Sloane is standing in the doorway. She’s wearing a leather jacket and jeans. She looks like she hasn't slept much. Her eyes are bright, hard, and fixed on mine.
“You left something behind,” she says. She walks into the room, and the projection of the Maldives on my wall flickers and dies. She’s siphoning the energy right out of the room.
“I leave a lot of things behind, Sloane,” I say. I stand up. My heart is thudding against my ribs, a real, physical sensation that has nothing to do with my gift.
She reaches into her pocket. She pulls out a small, silver recorder. She drops it on my mahogany desk. It hits the wood with a solid, satisfying clunk.
“I didn't file it,” she says.
“I know.”
“How?”
“Because I’m the Architect,” I say, walking around the desk. I stop a few inches from her. The Null-field is like a cool breeze on a hot day. “And I knew you’d want the sequel.”
She looks up at me. A slow, dangerous smile spreads across her face. It’s the first real thing I’ve seen in years.
“I’m going to need a bigger budget for this one, Elias,” she says.

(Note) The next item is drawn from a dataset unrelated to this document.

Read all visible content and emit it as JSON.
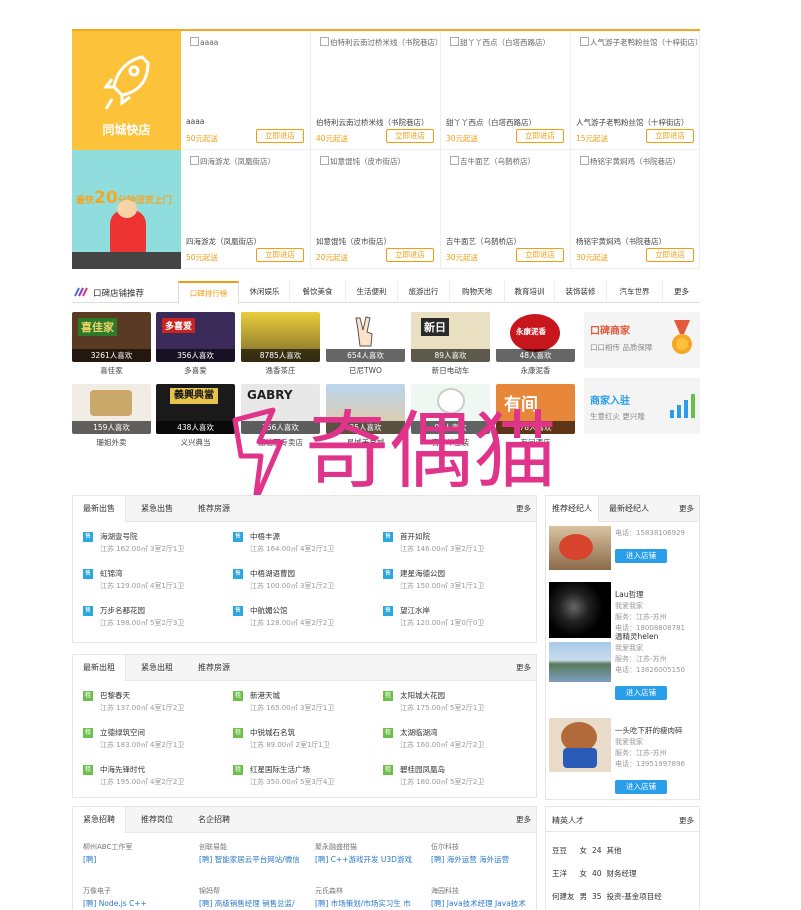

I reach out. I don't use Resonance. I don't use a projection. I just put my hand on the back of her neck, my thumb stroking the place where the burn has faded to a faint, silver scar.
“Whatever it costs,” I say. “It’s worth it.”
I pull her toward me. The office, the city, the projections—it all disappears. There’s just the two of us, the vacuum and the light, colliding in the silence.
This isn't a script. This isn't a scene.
This is the truth.
And it’s the hottest thing I’ve ever felt.